Tidak hanya itu, membabat habis judi online juga sulit karena menyangkut multiaspek dan tidak bisa diselesaikan hanya dengan pemblokiran situs oleh Kementerian Komunikasi dan Informasi (Kemenkominfo).

Menurut dia, pemberantasan kejahatan yang telah menyengsarakan korban ini perlu melalui koordinasi dengan pihak terkait, seperti kepolisian, Pusat Pelaporan dan Analisis Transaksi Keuangan (PPATK), Otoritas Jasa Keuangan (OJK), dan Badan Siber dan Sandi Negara (BSSN).

"Tidak bisa diselesaikan oleh Kemenkominfo saja dengan blokir," ucap Alfons.

Hal tersebut tampak dari lahirnya situs-situs slot judol baru, meski Kemenkominfo telah memblokir 1,9 juta konten judi sejak Juli 2023 hingga Mei 2024.

Sebenarnya, penyebaran judol di Indonesia masih bisa ditekan seminimal mungkin. Apalagi, pemerintah telah membentuk Satuan Tugas (Satgas) Pemberantasan Judi Online.

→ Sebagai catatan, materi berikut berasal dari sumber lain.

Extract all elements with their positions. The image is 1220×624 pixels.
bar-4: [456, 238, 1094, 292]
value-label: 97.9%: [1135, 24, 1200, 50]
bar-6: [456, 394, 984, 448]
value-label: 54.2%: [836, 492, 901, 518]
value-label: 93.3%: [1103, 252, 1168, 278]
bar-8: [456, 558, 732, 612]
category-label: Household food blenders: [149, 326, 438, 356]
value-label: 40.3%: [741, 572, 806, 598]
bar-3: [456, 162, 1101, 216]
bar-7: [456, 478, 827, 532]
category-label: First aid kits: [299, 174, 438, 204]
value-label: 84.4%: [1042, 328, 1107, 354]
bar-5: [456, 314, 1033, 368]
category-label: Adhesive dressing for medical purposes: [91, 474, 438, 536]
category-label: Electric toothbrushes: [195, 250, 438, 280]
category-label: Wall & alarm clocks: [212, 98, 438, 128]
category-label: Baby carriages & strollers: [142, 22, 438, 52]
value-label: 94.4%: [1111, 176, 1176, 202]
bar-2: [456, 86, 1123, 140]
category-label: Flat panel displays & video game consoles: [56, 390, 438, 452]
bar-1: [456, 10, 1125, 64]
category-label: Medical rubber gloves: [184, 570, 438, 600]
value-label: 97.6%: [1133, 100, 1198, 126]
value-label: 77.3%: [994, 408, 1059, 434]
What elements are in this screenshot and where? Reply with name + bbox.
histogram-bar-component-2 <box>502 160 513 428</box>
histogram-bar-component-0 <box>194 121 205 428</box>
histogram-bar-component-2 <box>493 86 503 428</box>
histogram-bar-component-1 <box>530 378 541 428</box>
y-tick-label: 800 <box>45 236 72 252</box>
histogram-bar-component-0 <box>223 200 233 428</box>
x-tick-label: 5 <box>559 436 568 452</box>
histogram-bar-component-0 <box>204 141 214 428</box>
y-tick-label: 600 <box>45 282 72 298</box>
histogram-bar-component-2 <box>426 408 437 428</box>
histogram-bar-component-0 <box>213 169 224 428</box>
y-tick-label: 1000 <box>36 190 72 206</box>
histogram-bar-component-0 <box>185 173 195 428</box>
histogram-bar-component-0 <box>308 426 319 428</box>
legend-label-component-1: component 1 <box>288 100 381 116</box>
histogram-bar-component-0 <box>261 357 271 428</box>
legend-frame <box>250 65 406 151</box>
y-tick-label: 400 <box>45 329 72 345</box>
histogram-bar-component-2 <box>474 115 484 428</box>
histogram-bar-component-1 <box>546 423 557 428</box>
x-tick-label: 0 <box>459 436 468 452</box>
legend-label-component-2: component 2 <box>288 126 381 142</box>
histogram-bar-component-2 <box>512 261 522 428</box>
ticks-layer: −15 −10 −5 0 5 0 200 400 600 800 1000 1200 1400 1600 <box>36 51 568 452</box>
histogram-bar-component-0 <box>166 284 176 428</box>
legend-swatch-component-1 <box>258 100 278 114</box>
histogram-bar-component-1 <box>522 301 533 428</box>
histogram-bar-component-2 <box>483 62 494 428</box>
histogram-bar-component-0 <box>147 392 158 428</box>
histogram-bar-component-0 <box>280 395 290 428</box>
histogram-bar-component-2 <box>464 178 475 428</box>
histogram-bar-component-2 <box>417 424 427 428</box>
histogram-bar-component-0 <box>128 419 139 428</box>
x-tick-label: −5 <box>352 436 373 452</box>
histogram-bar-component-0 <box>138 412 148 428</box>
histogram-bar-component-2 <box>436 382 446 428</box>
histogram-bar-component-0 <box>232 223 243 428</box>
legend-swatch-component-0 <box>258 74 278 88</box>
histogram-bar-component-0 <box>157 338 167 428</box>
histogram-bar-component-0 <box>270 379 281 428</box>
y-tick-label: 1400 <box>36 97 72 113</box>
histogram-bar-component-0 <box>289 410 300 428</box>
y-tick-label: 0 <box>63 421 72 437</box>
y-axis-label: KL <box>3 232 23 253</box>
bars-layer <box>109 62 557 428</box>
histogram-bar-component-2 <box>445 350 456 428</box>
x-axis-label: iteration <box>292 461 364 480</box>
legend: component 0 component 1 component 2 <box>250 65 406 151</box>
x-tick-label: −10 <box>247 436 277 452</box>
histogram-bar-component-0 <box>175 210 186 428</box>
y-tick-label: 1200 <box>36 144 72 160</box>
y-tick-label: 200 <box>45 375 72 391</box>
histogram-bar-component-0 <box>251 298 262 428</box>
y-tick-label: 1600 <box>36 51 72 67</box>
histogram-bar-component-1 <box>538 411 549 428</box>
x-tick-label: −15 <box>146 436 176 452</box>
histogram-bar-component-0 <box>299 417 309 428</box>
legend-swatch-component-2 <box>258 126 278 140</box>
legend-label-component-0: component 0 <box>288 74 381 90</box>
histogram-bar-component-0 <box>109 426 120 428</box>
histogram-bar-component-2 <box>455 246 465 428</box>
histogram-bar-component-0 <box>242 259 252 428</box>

Alfons mengatakan, keberadaan satgas yang tidak setengah hati dalam bekerja secara teknis sudah cukup mampu untuk menekan penyebaran judi online.

Pasalnya, mereka telah dibekali dengan perangkat dan wewenang yang cukup memadai untuk menjalankan tugasnya.

Namun, fakta di lapangan justru mengungkapkan bahwa situs-situs judol masih merajalela hingga saat ini.

Pakar keamanan siber itu pun menilai, salah satu masalah utama pemberantasan judi online ada pada kemauan satgas itu sendiri.

"Menjalankan dengan setengah hati karena ada faktor lain, seperti kurang peduli karena tidak ada budget atau malahan bekerja sama dengan pengelola judi," kata dia.

Alfons menyampaikan, jika memiliki kemauan, pemerintah dapat mulai menekan judi online dengan menindak pelaku serta afiliasi atau kaki tangannya.

"Secara teknis (pelaku dan afiliasi) mudah diidentifikasi dan akan menampilkan nomor kontak dan nomor rekeningnya pada setiap iklan judi online," ungkapnya.